There's good news and bad news for those of you wanting to purchase a socketed Intel processor with high-end integrated graphics. Let's start with the bad news.

As has been reported earlier and now confirmed by Intel, there are no plans to produce a socketed Skylake CPU with eDRAM. This essentially means there will be no flagship Skylake part for desktops with high-end Iris or Iris Pro integrated graphics, as both of these GPU families use eDRAM in Skylake SKUs.

eDRAM acts as L4 cache for the CPU and GPU, improving the performance of both. The extra cache is mostly beneficial when gaming on integrated graphics, but it can boost performance in other situations.

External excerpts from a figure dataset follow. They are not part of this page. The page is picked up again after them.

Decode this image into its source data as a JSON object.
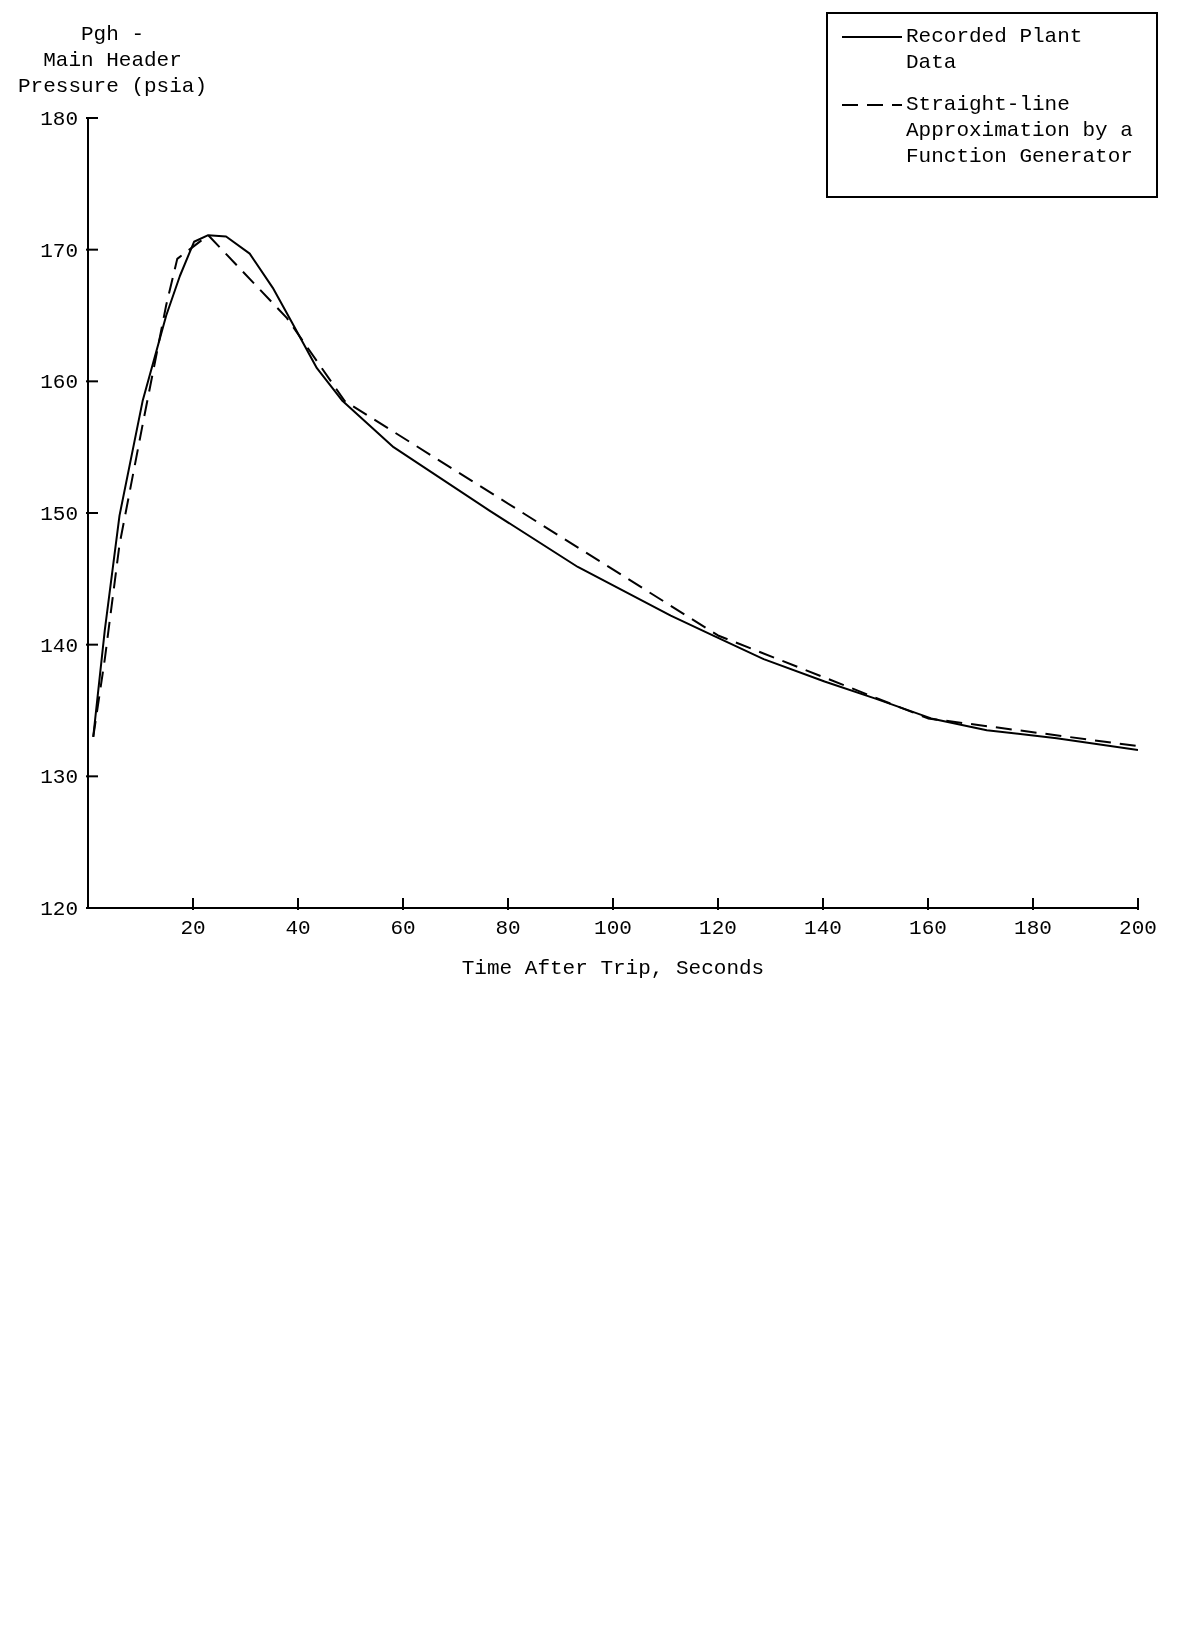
{
  "chart_data": {
    "type": "line",
    "xlabel": "Time After Trip, Seconds",
    "ylabel": "Pgh -\nMain Header\nPressure (psia)",
    "xlim": [
      0,
      200
    ],
    "xticks": [
      20,
      40,
      60,
      80,
      100,
      120,
      140,
      160,
      180,
      200
    ],
    "ylim": [
      120,
      180
    ],
    "yticks": [
      120,
      130,
      140,
      150,
      160,
      170,
      180
    ],
    "grid": false,
    "legend": "top right",
    "marker": "none",
    "series": [
      {
        "name": "Recorded Plant Data",
        "color": "#000000",
        "line_style": "solid",
        "x": [
          1,
          3.2,
          6,
          10.4,
          14.9,
          17.5,
          20.2,
          22.9,
          26.3,
          30.8,
          35.2,
          38.8,
          43.6,
          48.5,
          58.2,
          76.4,
          93.3,
          111,
          119,
          128.7,
          140.3,
          150,
          160.6,
          171.2,
          184.5,
          200
        ],
        "values": [
          133,
          141.1,
          149.8,
          158.5,
          165,
          168,
          170.6,
          171.1,
          171,
          169.7,
          167.1,
          164.5,
          161,
          158.5,
          155,
          150.2,
          145.9,
          142.2,
          140.7,
          138.9,
          137.2,
          135.9,
          134.4,
          133.5,
          132.9,
          132
        ]
      },
      {
        "name": "Straight-line Approximation by a Function Generator",
        "color": "#000000",
        "line_style": "dashed",
        "x": [
          1,
          3.2,
          6,
          10.4,
          14.9,
          17,
          22.9,
          37.9,
          48.9,
          120,
          160,
          200
        ],
        "values": [
          133,
          138.9,
          147.6,
          156.7,
          165.8,
          169.3,
          171.1,
          164.8,
          158.5,
          140.7,
          134.4,
          132.3
        ]
      }
    ]
  }
}
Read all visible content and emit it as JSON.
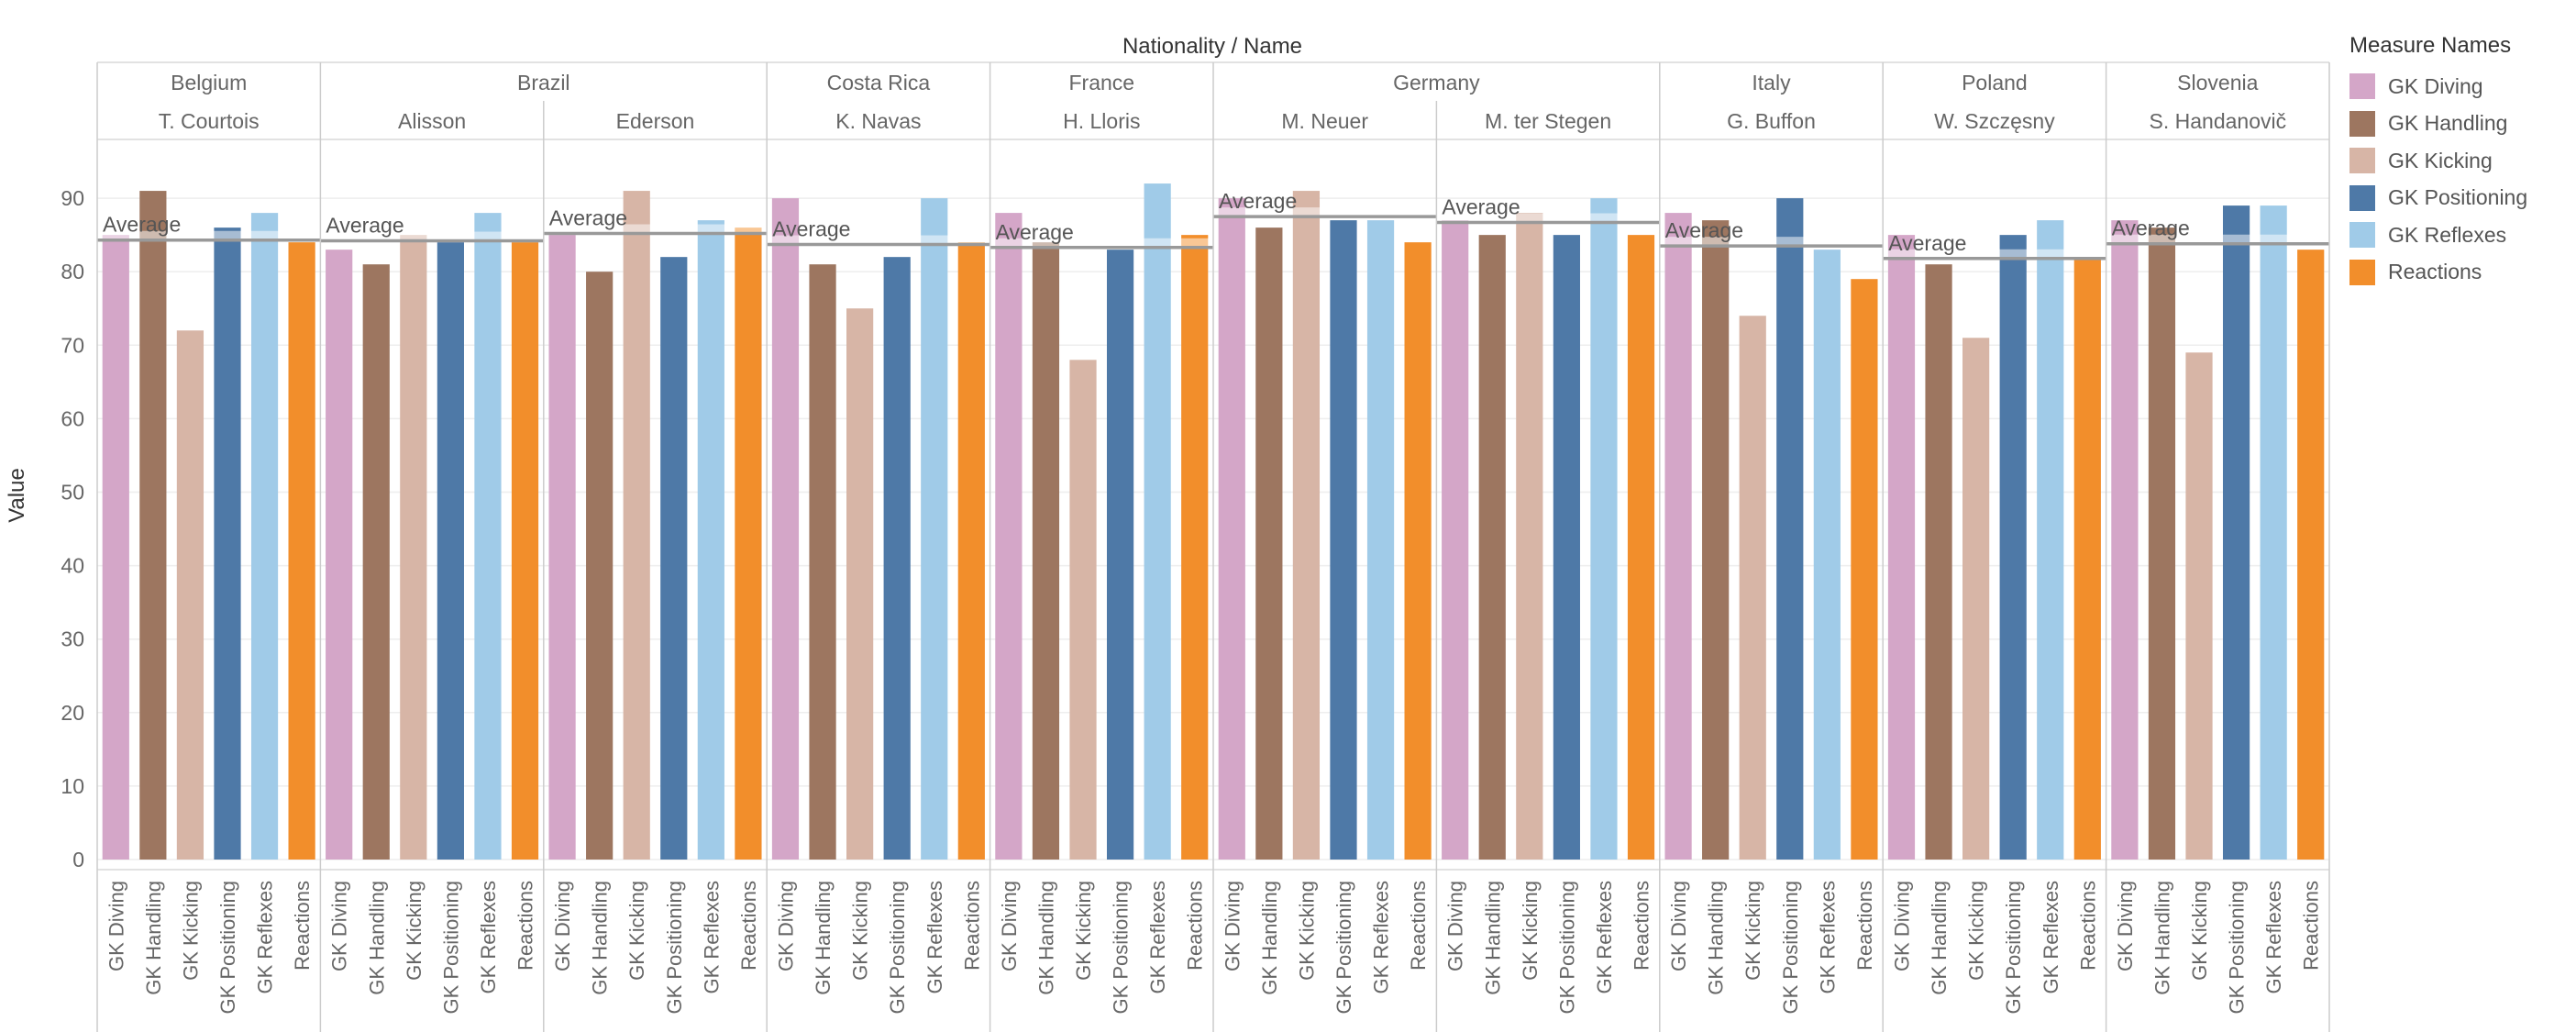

Intel will ship mobile CPUs in the near future with Iris Pro (GT3e/GT4e) graphics and 128 MB of eDRAM as part of the Skylake-H line, while Iris graphics and 64 MB of eDRAM are currently available in some mobile Skylake-U parts. On the desktop, however, Broadwell will remain the flagship part for integrated graphics until Intel launches a new line of CPUs.

The good news is that, contrary to some reports, Intel are not discontinuing their socketed Broadwell processors. The Core i7-5775C and i5-5675C only launched three months ago, and they will continue to be available for system builders wanting a high-end part with powerful integrated graphics.